Finding the secant from an angle that isn't cosine

[wduk]

Hello

I was hoping some one could check if i have understood this correctly.

I have an angle of sin(theta) = 10/45

From this i can calculate that the adjacent must be of length 5sqrt(77). So to find the secant i can do:

sec(theta) = 1 / (5sqrt(77)/45)

Thus sec(theta) = 45/5sqrt(77)

My question though is, if i am given the angle sine(theta) = 10/45 should i just be assuming it is a right angled triangle like i did in order to find the length of the adjacent? Have i understood this correctly? I keep doubting myself as having understood it correctly.

 

[Deleted member 4993]

Hello

I was hoping some one could check if i have understood this correctly.

I have an angle of sin(theta) = 10/45

From this i can calculate that the adjacent must be of length 5sqrt(77). So to find the secant i can do:

sec(theta) = 1 / (5sqrt(77)/45)

Thus sec(theta) = 45/5sqrt(77)

My question though is, if i am given the angle sine(theta) = 10/45 should i just be assuming it is a right angled triangle like i did in order to find the length of the adjacent? Have i understood this correctly? I keep doubting myself as having understood it correctly.

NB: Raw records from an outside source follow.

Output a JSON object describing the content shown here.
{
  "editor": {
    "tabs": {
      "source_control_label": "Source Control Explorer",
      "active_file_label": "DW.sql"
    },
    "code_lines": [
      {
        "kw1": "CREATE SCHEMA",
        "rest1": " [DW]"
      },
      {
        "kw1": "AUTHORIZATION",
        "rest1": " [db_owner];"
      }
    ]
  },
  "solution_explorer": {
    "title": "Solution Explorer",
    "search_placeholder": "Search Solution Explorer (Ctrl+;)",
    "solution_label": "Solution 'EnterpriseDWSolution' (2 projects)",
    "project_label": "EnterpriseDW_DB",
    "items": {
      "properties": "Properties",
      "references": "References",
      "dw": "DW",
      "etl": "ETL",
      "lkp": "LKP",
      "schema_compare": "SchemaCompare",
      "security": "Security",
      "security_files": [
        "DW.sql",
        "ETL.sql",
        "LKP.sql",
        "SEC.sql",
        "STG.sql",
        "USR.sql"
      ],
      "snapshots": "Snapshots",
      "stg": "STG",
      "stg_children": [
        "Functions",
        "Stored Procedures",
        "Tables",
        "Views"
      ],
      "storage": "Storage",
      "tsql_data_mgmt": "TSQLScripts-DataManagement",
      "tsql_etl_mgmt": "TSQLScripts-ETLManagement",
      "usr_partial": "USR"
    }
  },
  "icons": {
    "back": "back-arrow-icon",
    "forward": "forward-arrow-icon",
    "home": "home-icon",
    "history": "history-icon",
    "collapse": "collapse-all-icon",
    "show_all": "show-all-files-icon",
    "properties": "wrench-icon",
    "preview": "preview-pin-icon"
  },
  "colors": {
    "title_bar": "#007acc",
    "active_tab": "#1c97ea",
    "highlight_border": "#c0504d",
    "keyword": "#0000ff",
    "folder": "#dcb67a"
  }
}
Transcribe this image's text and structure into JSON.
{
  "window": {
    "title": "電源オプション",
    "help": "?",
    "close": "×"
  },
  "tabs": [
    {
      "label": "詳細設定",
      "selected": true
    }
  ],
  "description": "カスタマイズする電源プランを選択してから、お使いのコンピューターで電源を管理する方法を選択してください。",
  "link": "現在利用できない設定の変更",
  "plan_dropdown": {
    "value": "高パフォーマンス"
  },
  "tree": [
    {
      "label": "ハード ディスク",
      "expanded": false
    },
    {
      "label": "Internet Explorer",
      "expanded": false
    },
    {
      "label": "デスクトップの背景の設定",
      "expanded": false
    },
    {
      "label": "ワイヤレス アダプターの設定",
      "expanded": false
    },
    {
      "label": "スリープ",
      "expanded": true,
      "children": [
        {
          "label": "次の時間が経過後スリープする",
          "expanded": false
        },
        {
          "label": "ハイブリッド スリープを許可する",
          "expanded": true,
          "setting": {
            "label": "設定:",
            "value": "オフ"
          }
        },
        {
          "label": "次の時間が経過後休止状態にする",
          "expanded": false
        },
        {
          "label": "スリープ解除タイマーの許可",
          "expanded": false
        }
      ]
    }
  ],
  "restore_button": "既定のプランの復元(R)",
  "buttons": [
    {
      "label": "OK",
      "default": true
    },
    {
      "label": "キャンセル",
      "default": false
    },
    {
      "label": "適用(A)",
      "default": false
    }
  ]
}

Your logic is correct if 0 ≤ Θ ≤ π/2

Another way to look at it:

sin²(Θ) = (10/45)² → 1 - cos²(Θ) = (10/45)² → cos²(Θ) = 1 - (10/45)²

cos(Θ) = ± √(1925/2025)

sec(Θ) = ± √(2025/1925)

 

[wduk]

How are you getting those numbers?

1 - (10/45)^2 = 77/81 is what i get.

 

[ksdhart2]

Yes, the value you give is correct. However, the numbers Subhotosh Khan gives are also correct. His numbers are just yours multiplied by 25: 1925/2025 = (77 * 25)/(81 * 25) = 77/81.

 

[wduk]

Is there a reason for multiplying by 25 though ?

 

[ksdhart2]

I don't think the specific number 25 has any significance, just a coincidence. Most likely, what happened was that he squared the term first, then subtracted. 1 - (10/45)² = 1 - (100/2025) = 2025/2025 - 100/2025 = 1925/2025

 

[pka]

My question though is, if i am given the angle sine(theta) = 10/45

Recall that \(\displaystyle \sin(\theta)=\frac{y}{r}\) thus \(\displaystyle y=10,~r=45~\&~x=\sqrt{(45)^2-(10)^2}=5\sqrt{77}\)
\(\displaystyle \begin{align*}\cos(\theta)&=\frac{x}{r} \\\tan(\theta)&=\frac{y}{x}\\\sec(\theta)&=\frac{r}{x} \\\csc(\theta)&=\frac{r}{y}\end{align*}\)

You must adjust for quadrant.